No interactions on record
Explore head-to-head clinical comparisons of other medications in the same therapeutic classes.
Common clinical questions about FENOLDOPAM MESYLATE vs ALDORIL D30, answered by our medical review team.
FENOLDOPAM MESYLATE is a Antihypertensive that works by Dopamine D1-like receptor agonist (D1 and D5) causing vasodilation in renal, mesenteric, coronary, and cerebral arteries; increases renal blood flow and natriuresis.. ALDORIL D30 is a Antihypertensive Combination that works by Aldoril D30 is a combination of methyldopa, a centrally acting alpha-2 adrenergic agonist that reduces sympathetic outflow, and hydrochlorothiazide, a thiazide diuretic that inhibits the sodium-chloride symporter in the distal convoluted tubule, decreasing plasma volume and peripheral resistance.. They differ in pharmacokinetic profiles, FDA-approved indications, and side effect profiles.
Potency comparisons between FENOLDOPAM MESYLATE and ALDORIL D30 depend on the specific clinical indication.
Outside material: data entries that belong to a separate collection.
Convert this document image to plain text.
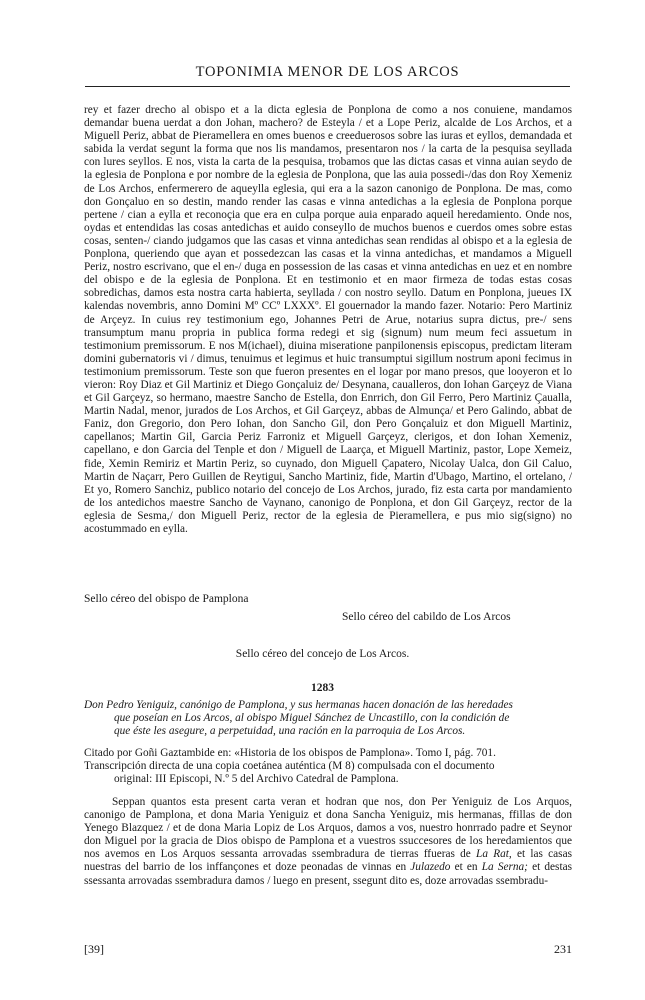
TOPONIMIA MENOR DE LOS ARCOS

rey et fazer drecho al obispo et a la dicta eglesia de Ponplona de como a nos conuiene, mandamos demandar buena uerdat a don Johan, machero? de Esteyla / et a Lope Periz, alcalde de Los Archos, et a Miguell Periz, abbat de Pieramellera en omes buenos e creeduerosos sobre las iuras et eyllos, demandada et sabida la verdat segunt la forma que nos lis mandamos, presentaron nos / la carta de la pesquisa seyllada con lures seyllos. E nos, vista la carta de la pesquisa, trobamos que las dictas casas et vinna auian seydo de la eglesia de Ponplona e por nombre de la eglesia de Ponplona, que las auia possedi-/das don Roy Xemeniz de Los Archos, enfermerero de aqueylla eglesia, qui era a la sazon canonigo de Ponplona. De mas, como don Gonçaluo en so destin, mando render las casas e vinna antedichas a la eglesia de Ponplona porque pertene / cian a eylla et reconoçia que era en culpa porque auia enparado aqueil heredamiento. Onde nos, oydas et entendidas las cosas antedichas et auido conseyllo de muchos buenos e cuerdos omes sobre estas cosas, senten-/ ciando judgamos que las casas et vinna antedichas sean rendidas al obispo et a la eglesia de Ponplona, queriendo que ayan et possedezcan las casas et la vinna antedichas, et mandamos a Miguell Periz, nostro escrivano, que el en-/ duga en possession de las casas et vinna antedichas en uez et en nombre del obispo e de la eglesia de Ponplona. Et en testimonio et en maor firmeza de todas estas cosas sobredichas, damos esta nostra carta habierta, seyllada / con nostro seyllo. Datum en Ponplona, jueues IX kalendas novembris, anno Domini Mº CCº LXXXº. El gouernador la mando fazer. Notario: Pero Martiniz de Arçeyz. In cuius rey testimonium ego, Johannes Petri de Arue, notarius supra dictus, pre-/ sens transumptum manu propria in publica forma redegi et sig (signum) num meum feci assuetum in testimonium premissorum. E nos M(ichael), diuina miseratione panpilonensis episcopus, predictam literam domini gubernatoris vi / dimus, tenuimus et legimus et huic transumptui sigillum nostrum aponi fecimus in testimonium premissorum. Teste son que fueron presentes en el logar por mano presos, que looyeron et lo vieron: Roy Diaz et Gil Martiniz et Diego Gonçaluiz de/ Desynana, caualleros, don Iohan Garçeyz de Viana et Gil Garçeyz, so hermano, maestre Sancho de Estella, don Enrrich, don Gil Ferro, Pero Martiniz Çaualla, Martin Nadal, menor, jurados de Los Archos, et Gil Garçeyz, abbas de Almunça/ et Pero Galindo, abbat de Faniz, don Gregorio, don Pero Iohan, don Sancho Gil, don Pero Gonçaluiz et don Miguell Martiniz, capellanos; Martin Gil, Garcia Periz Farroniz et Miguell Garçeyz, clerigos, et don Iohan Xemeniz, capellano, e don Garcia del Tenple et don / Miguell de Laarça, et Miguell Martiniz, pastor, Lope Xemeiz, fide, Xemin Remiriz et Martin Periz, so cuynado, don Miguell Çapatero, Nicolay Ualca, don Gil Caluo, Martin de Naçarr, Pero Guillen de Reytigui, Sancho Martiniz, fide, Martin d'Ubago, Martino, el ortelano, / Et yo, Romero Sanchiz, publico notario del concejo de Los Archos, jurado, fiz esta carta por mandamiento de los antedichos maestre Sancho de Vaynano, canonigo de Ponplona, et don Gil Garçeyz, rector de la eglesia de Sesma,/ don Miguell Periz, rector de la eglesia de Pieramellera, e pus mio sig(signo) no acostummado en eylla.

Sello céreo del obispo de Pamplona
Sello céreo del cabildo de Los Arcos
Sello céreo del concejo de Los Arcos.
1283
Don Pedro Yeniguiz, canónigo de Pamplona, y sus hermanas hacen donación de las heredades
que poseían en Los Arcos, al obispo Miguel Sánchez de Uncastillo, con la condición de
que éste les asegure, a perpetuidad, una ración en la parroquia de Los Arcos.
Citado por Goñi Gaztambide en: «Historia de los obispos de Pamplona». Tomo I, pág. 701.
Transcripción directa de una copia coetánea auténtica (M 8) compulsada con el documento
original: III Episcopi, N.º 5 del Archivo Catedral de Pamplona.

Seppan quantos esta present carta veran et hodran que nos, don Per Yeniguiz de Los Arquos, canonigo de Pamplona, et dona Maria Yeniguiz et dona Sancha Yeniguiz, mis hermanas, ffillas de don Yenego Blazquez / et de dona Maria Lopiz de Los Arquos, damos a vos, nuestro honrrado padre et Seynor don Miguel por la gracia de Dios obispo de Pamplona et a vuestros ssuccesores de los heredamientos que nos avemos en Los Arquos sessanta arrovadas ssembradura de tierras ffueras de La Rat, et las casas nuestras del barrio de los inffançones et doze peonadas de vinnas en Julazedo et en La Serna; et destas ssessanta arrovadas ssembradura damos / luego en present, ssegunt dito es, doze arrovadas ssembradu-

[39]	231
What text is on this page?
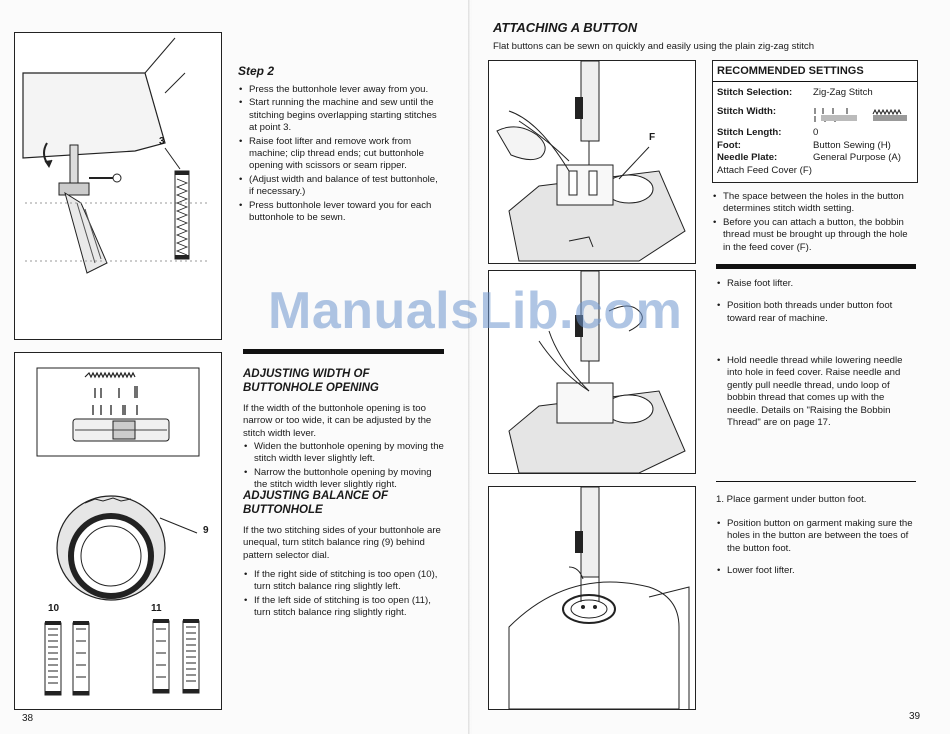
3
9
10	11
Step 2
• Press the buttonhole lever away from you.
• Start running the machine and sew until the stitching begins overlapping starting stitches at point 3.
• Raise foot lifter and remove work from machine; clip thread ends; cut buttonhole opening with scissors or seam ripper.
• (Adjust width and balance of test buttonhole, if necessary.)
• Press buttonhole lever toward you for each buttonhole to be sewn.
ADJUSTING WIDTH OF
BUTTONHOLE OPENING
If the width of the buttonhole opening is too narrow or too wide, it can be adjusted by the stitch width lever.
• Widen the buttonhole opening by moving the stitch width lever slightly left.
• Narrow the buttonhole opening by moving the stitch width lever slightly right.
ADJUSTING BALANCE OF
BUTTONHOLE
If the two stitching sides of your buttonhole are unequal, turn stitch balance ring (9) behind pattern selector dial.
• If the right side of stitching is too open (10), turn stitch balance ring slightly left.
• If the left side of stitching is too open (11), turn stitch balance ring slightly right.
38
ATTACHING A BUTTON
Flat buttons can be sewn on quickly and easily using the plain zig-zag stitch
F
RECOMMENDED SETTINGS
Stitch Selection:	Zig-Zag Stitch
Stitch Width:
Stitch Length:	0
Foot:	Button Sewing (H)
Needle Plate:	General Purpose (A)
Attach Feed Cover (F)
• The space between the holes in the button determines stitch width setting.
• Before you can attach a button, the bobbin thread must be brought up through the hole in the feed cover (F).
• Raise foot lifter.
• Position both threads under button foot toward rear of machine.
• Hold needle thread while lowering needle into hole in feed cover. Raise needle and gently pull needle thread, undo loop of bobbin thread that comes up with the needle. Details on "Raising the Bobbin Thread" are on page 17.
1. Place garment under button foot.
• Position button on garment making sure the holes in the button are between the toes of the button foot.
• Lower foot lifter.
39
ManualsLib.com
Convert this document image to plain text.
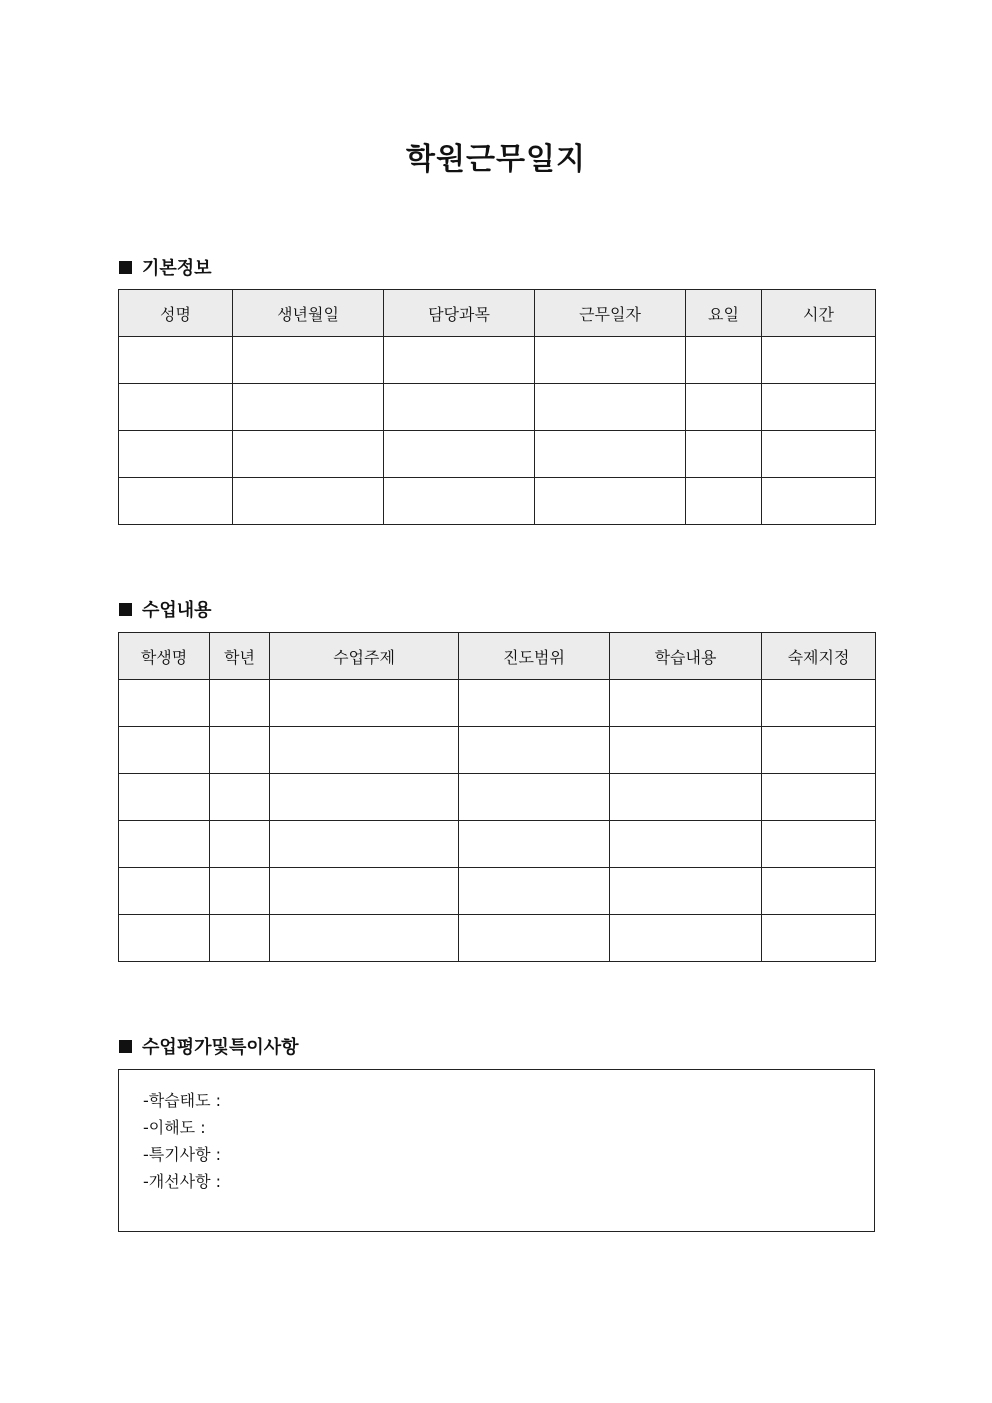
학원근무일지
기본정보
성명	생년월일	담당과목	근무일자	요일	시간

수업내용
학생명	학년	수업주제	진도범위	학습내용	숙제지정

수업평가및특이사항
-학습태도 :
-이해도 :
-특기사항 :
-개선사항 :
These are agents from distinct pharmacological classes and are not directly interchangeable by dose. A physician or clinical pharmacist should guide any therapeutic switching decisions.
The standard adult dose of FENOLDOPAM MESYLATE is: 0.1 to 0.3 mcg/kg/min IV continuous infusion, titrated every 15-20 minutes by 0.05-0.1 mcg/kg/min; max dose 1.6 mcg/kg/min.. The standard adult dose of ALDORIL D30 is: Oral: 1 tablet (hydrochlorothiazide 30 mg / methyldopa 500 mg) twice daily; maximum dose: 2 tablets twice daily.. Dosing should always be individualized based on indication, renal and hepatic function, age, and other patient factors.
No direct drug-drug interaction has been formally documented between FENOLDOPAM MESYLATE and ALDORIL D30 in current clinical databases. However, individual patient risk factors including other medications, organ function, and comorbidities should always be evaluated by a qualified healthcare provider.
The maternal-fetal safety profiles differ. FENOLDOPAM MESYLATE is classified as Category C. Risk in first trimester: No adequate human studies; animal studies show no teratogenic effects at clinically relevant doses. Risk in second and third trimesters: Potential for feta. ALDORIL D30 is classified as Category C. First trimester: Limited data; no clear evidence of major malformations but methyldopa crosses placenta. Second and third trimesters: Associated with reduced placental perfusion; p. Always consult a maternal-fetal medicine specialist before taking either drug during pregnancy or lactation.